Nickel calédonien : une industrie stratégique mais menacée

Depuis la découverte des premiers gisements à la fin du XIXe siècle, le destin de la Nouvelle-Calédonie est intimement lié à l'exploitation du nickel, une ressource devenue importante pour la transition écologique.

Mais à un contexte de marché mondial dégradé s'ajoutent des difficultés structurelles, qui menacent la première activité économique du "Caillou". Vendredi, l'usine KNS, dans le nord de l'île, a fermé ses portes après 11 années d'existence, laissant 1.200 salariés au chômage. Première source de richesse de la Nouvelle-Calédonie et objet de vives tensions sociales depuis des décennies, "or vert" et "métal du diable", le nickel représente directement ou indirectement 20 à 25% des emplois privés du territoire, au rythme des aléas d'un marché d'une grande volatilité. Car en matière de nickel, il existe une distinction cruciale : celui issu des amas sulfurés est stratégique, car le sulfate de nickel entre dans la composition des cathodes de batteries lithium-ion des véhicules électriques, pour lesquelles la demande devrait fortement augmenter dans les prochaines décennies.
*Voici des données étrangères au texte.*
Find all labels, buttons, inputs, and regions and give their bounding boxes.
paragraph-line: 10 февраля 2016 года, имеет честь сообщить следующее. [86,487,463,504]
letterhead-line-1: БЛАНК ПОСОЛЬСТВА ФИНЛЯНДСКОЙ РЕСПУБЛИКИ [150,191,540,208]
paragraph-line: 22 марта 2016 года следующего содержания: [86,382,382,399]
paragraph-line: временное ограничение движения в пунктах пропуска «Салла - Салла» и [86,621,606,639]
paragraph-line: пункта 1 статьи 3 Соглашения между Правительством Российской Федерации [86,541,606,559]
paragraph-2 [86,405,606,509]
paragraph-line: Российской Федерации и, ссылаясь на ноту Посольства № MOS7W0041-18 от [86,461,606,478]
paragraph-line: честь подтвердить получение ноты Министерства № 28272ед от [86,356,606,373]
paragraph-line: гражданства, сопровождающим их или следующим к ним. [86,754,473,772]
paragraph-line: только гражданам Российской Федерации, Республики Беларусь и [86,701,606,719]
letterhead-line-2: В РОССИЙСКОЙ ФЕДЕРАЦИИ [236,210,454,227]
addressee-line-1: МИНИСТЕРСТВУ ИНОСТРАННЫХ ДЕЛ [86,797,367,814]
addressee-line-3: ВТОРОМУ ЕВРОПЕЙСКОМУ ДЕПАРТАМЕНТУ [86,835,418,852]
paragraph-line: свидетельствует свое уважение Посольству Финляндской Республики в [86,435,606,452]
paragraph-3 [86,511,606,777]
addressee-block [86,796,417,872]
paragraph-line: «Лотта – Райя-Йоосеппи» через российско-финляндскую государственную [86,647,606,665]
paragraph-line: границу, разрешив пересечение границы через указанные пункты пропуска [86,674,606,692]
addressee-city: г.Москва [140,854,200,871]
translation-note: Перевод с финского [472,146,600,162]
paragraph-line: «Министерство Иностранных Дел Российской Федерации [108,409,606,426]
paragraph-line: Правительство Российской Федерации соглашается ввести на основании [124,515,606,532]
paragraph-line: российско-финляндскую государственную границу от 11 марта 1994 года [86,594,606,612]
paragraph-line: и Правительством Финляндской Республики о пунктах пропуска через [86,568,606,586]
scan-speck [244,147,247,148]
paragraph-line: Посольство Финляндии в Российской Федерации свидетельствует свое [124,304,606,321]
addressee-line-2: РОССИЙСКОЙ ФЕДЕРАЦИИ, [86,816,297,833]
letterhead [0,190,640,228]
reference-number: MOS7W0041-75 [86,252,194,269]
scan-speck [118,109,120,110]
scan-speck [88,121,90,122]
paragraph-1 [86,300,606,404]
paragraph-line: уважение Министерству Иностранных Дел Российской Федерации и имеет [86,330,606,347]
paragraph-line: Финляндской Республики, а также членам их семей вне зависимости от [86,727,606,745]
Et il y a le nickel de latérite, issu de roches rouges essentiellement présentes dans les milieux tropicaux, utilisées en métallurgie pour la création d'alliages et d'acier inoxydable.
Or, si l'archipel possède environ 5% des ressources mondiales du métal, selon l'United States Geolocigal Survey (USGS), seule l'usine Prony du sud de la Grande-Terre produit le précieux sulfate. Les deux autres usines de l'archipel, SLN à Nouméa et KNS au nord, sont dédiées à la production de ferronickel, plus énergivore. Mais la volatilité des cours est problématique: d'environ 30.000 dollars en janvier 2023 au London Metal Exchange (LME), une des principales bourses mondiales pour le nickel, la tonne de nickel n'en valait plus que 16.500 dollars en décembre de la même année, un recul de 47% de sa valeur. Et l'industrie calédonienne est désormais fortement concurrencée par l'essor de l'industrie minière en Indonésie, dopée aux capitaux chinois et dont l'énergie est subventionnée. Avec la découverte graduelle dans la dernière décennie des plus importantes réserves de nickel au monde (42%, selon l'USGS), l'Indonésie est en mesure d'inonder le marché de ferronickel de moindre qualité, mais dont les volumes compensent la faible rentabilité. Confronté à cette concurrence, à la hausse des prix de l'énergie et à l'épuisement des gisements les plus riches, le nickel calédonien rencontre d'importants problèmes de rentabilité, et l'Etat a dû intervenir massivement pour soutenir le secteur dans les dernières années.

- Matière première "essentielle" -

Les trois mines et usines métallurgiques ont déjà reçu "plus de 700 millions d'euros d'aide" d'argent public depuis 2016, rappelait ainsi le ministre démissionnaire de l'Economie Bruno Le Maire en mars dernier, incitant collectivités calédoniennes, Etat et industriels de la mine et de la métallurgie à signer un "pacte nickel". L'Etat s'engagerait ainsi à investir dans le secteur afin de permettre sa modernisation et la rationalisation des coûts en énergie, l'une des principales charges de l'industrie du nickel ; mais la contribution attendue des collectivités calédoniennes était jugée trop importante par le Congrès de la Nouvelle-Calédonie. Le territoire est en effet déjà lourdement endetté, notamment par les prêts d'urgence contractés durant la pandémie de Covid-19. Source d'espoir pour l'industrie calédonienne, la filière des batteries électriques pour voitures se structure progressivement en Europe. En 2023, l'UE a ajouté le nickel à sa liste de matières premières "essentielles" pour "les ambitions écologiques et numériques de l'Europe" ; et quatre projets de "gigafactories" de batteries en France pourraient alimenter la demande en nickel, selon le rapport "Avenir de la filière du nickel en Nouvelle-Calédonie" 2023 du Conseil général de l'économie (CGE) et de l'Inspection générale des finances (IGF).

Or, la quantité limitée d'amas sulfurés disponibles, matériaux de choix pour la conception des batteries, est insuffisante pour couvrir la demande. Le traitement des latérites sulfurées, dont la Nouvelle-Calédonie possède d'importantes ressources, pourrait ainsi constituer un nouveau débouché et redonner du souffle à son industrie.
Mener cette transformation exigerait toutefois d'importants investissements dans les infrastructures, alors que les usines de la Grande-Terre connaissent des difficultés existentielles. Pour répondre aux besoins de l'UE en nickel de batterie, la Nouvelle-Calédonie devrait ainsi "résorber un déficit de compétitivité considérable", prévenait le rapport "Avenir de la filière du nickel" en août 2023.